A Plainview woman charged with murdering her disabled 8-year-old child has denied the accusation unsealed Wednesday, saying "I would never ever hurt my daughter."
Veronica Cirella, 31, Wednesday pleaded not guilty to a second-degree murder charge, which a grand jury handed up last week, and was held without bail after her arraignment before Nassau County Court Judge David Sullivan.
Her next court date is May 3. She had originally been charged with manslaughter, a lesser crime.
In an interview Monday, Cirella said she did not kill her daughter Julie, who was going to be the flower girl in her cousin's wedding on July 23, but was found dead in the family's home hours before the ceremony.
Cirella said she was so grief-stricken when she found her daughter dead that she swallowed a handful of pills and tried to strangle herself with an extension cord.
"Without her there was no reason to go on," Cirella said. "She was my purpose."
She left a suicide note that prosecutors say implies that she killed the girl, who had cerebral palsy. Cirella said prosecutors are misinterpreting her words.
"I know what was in my heart, and I would never ever hurt my daughter," she said Monday, wiping tears from her cheeks. "What people say doesn't bother me, because I know I took good care of her."
Prosecutors had initially said Cirella gave her daughter M & M's candy, even though her daughter was allergic to peanuts and the label said that the pieces may contain traces of the food. They said Cirella failed to take the necessary steps to save the girl when she had an allergic reaction to the food. Cirella was arrested on a manslaughter charge, but prosecutors released her from jail in September when they didn't indict her within the legal time limit.
Cirella's lawyer, William Keahon of Hauppauge, said in court Wednesday that the medical examiner found no evidence of peanuts in the girl's system, nor did they find Benadryl or a mark from an EpiPen -- an injector used to deliver epinephrine to counter the reaction. Prosecutors say Cirella told a detective that she administered both to her daughter before the girl's death. Cirella said she doesn't recall talking to a detective.

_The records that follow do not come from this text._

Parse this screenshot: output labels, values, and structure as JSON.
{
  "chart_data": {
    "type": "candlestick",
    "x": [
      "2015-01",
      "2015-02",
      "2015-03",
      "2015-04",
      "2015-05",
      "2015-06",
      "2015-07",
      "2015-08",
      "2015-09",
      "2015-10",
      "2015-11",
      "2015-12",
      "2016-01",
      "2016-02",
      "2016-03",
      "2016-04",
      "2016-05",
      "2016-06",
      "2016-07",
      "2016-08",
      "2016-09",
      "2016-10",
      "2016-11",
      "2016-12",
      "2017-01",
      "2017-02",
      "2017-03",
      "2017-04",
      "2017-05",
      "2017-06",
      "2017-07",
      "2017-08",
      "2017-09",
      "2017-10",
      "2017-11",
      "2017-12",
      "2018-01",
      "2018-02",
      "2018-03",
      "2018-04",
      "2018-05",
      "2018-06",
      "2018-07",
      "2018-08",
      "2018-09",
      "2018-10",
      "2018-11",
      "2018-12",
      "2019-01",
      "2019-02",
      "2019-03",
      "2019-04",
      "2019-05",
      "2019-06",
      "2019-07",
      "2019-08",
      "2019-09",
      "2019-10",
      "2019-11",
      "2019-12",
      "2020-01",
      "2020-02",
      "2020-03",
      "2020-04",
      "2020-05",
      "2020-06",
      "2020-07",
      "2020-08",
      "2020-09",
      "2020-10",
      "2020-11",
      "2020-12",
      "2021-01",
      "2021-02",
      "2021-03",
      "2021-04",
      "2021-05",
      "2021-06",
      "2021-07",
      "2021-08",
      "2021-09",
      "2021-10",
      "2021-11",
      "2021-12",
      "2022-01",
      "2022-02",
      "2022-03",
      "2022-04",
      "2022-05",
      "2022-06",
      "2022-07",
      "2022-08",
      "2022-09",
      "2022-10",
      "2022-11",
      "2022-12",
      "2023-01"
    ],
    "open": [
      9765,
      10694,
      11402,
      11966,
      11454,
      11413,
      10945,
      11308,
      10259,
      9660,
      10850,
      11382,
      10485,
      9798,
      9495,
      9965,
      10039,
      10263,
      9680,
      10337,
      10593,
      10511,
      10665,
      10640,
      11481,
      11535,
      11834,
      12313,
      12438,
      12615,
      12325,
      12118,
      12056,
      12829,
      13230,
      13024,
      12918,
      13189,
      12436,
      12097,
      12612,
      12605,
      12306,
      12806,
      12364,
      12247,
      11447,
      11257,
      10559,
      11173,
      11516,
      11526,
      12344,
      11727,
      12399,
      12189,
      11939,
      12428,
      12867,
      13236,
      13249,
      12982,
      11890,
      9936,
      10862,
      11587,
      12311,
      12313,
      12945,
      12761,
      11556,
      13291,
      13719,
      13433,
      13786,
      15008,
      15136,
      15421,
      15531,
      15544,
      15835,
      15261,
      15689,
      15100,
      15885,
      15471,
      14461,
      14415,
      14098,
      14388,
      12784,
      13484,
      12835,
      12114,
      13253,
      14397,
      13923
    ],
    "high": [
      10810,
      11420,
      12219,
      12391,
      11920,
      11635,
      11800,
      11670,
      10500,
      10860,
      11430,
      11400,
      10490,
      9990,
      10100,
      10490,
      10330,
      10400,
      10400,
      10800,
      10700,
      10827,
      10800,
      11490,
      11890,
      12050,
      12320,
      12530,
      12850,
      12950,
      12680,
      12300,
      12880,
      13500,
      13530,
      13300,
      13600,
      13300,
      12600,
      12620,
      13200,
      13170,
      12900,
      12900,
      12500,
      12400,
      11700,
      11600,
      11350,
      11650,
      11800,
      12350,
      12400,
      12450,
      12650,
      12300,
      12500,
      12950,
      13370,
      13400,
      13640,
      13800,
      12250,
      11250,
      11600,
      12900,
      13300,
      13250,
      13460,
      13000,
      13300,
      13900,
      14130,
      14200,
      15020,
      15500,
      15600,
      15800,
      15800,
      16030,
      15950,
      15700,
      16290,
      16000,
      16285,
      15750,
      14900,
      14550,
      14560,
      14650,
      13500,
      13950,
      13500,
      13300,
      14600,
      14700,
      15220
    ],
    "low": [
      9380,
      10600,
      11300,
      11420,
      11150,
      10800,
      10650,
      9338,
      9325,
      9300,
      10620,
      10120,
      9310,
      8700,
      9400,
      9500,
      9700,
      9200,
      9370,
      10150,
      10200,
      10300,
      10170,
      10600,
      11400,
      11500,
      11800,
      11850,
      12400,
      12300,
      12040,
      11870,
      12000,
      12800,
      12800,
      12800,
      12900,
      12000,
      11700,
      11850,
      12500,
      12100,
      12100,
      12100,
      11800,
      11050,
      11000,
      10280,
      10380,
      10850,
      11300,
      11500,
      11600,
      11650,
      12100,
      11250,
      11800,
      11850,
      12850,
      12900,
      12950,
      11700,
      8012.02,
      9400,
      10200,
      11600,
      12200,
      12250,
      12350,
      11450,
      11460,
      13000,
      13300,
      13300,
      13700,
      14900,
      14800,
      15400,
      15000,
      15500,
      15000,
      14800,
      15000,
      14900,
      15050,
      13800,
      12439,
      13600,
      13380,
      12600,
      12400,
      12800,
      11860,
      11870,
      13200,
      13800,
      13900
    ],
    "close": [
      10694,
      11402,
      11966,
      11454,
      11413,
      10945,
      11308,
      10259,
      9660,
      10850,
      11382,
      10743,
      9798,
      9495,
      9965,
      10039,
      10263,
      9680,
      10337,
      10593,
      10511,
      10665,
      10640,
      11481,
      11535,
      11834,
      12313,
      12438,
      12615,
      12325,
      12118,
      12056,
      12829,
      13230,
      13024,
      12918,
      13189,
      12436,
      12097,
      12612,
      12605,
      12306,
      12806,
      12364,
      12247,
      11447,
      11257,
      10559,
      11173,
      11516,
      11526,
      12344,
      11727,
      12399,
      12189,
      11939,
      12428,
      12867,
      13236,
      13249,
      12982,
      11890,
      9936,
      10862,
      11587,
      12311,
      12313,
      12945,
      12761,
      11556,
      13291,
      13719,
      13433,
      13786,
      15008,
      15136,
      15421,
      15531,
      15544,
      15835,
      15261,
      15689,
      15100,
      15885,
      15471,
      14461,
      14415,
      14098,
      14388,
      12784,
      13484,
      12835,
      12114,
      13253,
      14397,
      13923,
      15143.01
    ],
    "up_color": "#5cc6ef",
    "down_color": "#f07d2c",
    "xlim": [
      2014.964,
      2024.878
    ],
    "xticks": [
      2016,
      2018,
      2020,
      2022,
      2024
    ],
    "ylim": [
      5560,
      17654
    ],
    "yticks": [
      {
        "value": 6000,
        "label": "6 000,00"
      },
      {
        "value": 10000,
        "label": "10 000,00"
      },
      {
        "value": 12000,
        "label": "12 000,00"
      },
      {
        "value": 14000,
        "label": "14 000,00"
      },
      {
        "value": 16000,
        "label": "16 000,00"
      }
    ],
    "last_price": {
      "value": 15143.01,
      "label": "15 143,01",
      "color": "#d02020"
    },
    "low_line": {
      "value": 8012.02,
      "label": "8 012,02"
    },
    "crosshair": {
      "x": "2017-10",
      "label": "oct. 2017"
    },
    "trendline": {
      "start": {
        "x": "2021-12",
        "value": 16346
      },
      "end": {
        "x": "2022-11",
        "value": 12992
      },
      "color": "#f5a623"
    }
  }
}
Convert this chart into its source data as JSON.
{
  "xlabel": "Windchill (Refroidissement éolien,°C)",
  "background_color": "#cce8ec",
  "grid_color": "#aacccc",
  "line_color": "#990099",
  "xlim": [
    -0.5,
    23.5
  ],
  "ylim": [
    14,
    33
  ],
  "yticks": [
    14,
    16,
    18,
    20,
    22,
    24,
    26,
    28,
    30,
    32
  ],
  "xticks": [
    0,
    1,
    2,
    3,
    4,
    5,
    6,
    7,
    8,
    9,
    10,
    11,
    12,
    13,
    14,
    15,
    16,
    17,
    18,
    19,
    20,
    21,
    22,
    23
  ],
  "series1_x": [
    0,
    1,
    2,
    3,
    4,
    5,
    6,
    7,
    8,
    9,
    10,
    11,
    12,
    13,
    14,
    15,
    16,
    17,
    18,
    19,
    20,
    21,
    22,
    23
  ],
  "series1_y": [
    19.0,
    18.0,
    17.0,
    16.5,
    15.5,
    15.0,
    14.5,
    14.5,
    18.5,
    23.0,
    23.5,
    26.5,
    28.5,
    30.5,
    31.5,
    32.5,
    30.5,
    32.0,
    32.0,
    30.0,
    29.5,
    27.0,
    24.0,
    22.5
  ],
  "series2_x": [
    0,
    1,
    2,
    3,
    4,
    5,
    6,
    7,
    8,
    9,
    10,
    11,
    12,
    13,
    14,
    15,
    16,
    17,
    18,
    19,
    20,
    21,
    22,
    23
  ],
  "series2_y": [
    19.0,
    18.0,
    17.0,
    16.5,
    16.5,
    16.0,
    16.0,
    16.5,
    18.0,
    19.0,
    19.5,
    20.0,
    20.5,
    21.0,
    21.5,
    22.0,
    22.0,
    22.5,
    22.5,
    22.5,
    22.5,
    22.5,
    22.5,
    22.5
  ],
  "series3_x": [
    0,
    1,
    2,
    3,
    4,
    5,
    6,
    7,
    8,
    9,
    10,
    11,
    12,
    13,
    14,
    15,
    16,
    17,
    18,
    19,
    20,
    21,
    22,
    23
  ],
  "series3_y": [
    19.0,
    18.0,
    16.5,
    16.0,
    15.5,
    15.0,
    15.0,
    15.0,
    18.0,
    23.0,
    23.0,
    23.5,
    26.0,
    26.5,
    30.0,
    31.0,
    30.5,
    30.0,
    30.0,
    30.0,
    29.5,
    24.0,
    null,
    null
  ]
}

Keahon said in court that the medical examiner found that the girl died in one of three ways: from an asthma attack, from choking on her own vomit, or from suffocating.
A source close to the case said prosecutors now believe Cirella smothered her daughter. Prosecutors declined to comment after court Wednesday.
Cirella said she was the main caregiver for Julie. At the time of Julie's death, her father, Joseph, was in jail for violating an order of protection against Cirella, according to court papers.
The night before Julie's death, Cirella said she became depressed, and texted a friend to ask if she would go to hell if she killed herself. But she said the friend calmed her down.
She said when she found her daughter she tried to administer CPR, but soon realized it was too late. She said she ran to the bathroom cabinet and ingested a variety of pills, then sat down to write a note. Her next memory, she said, was waking up in the hospital.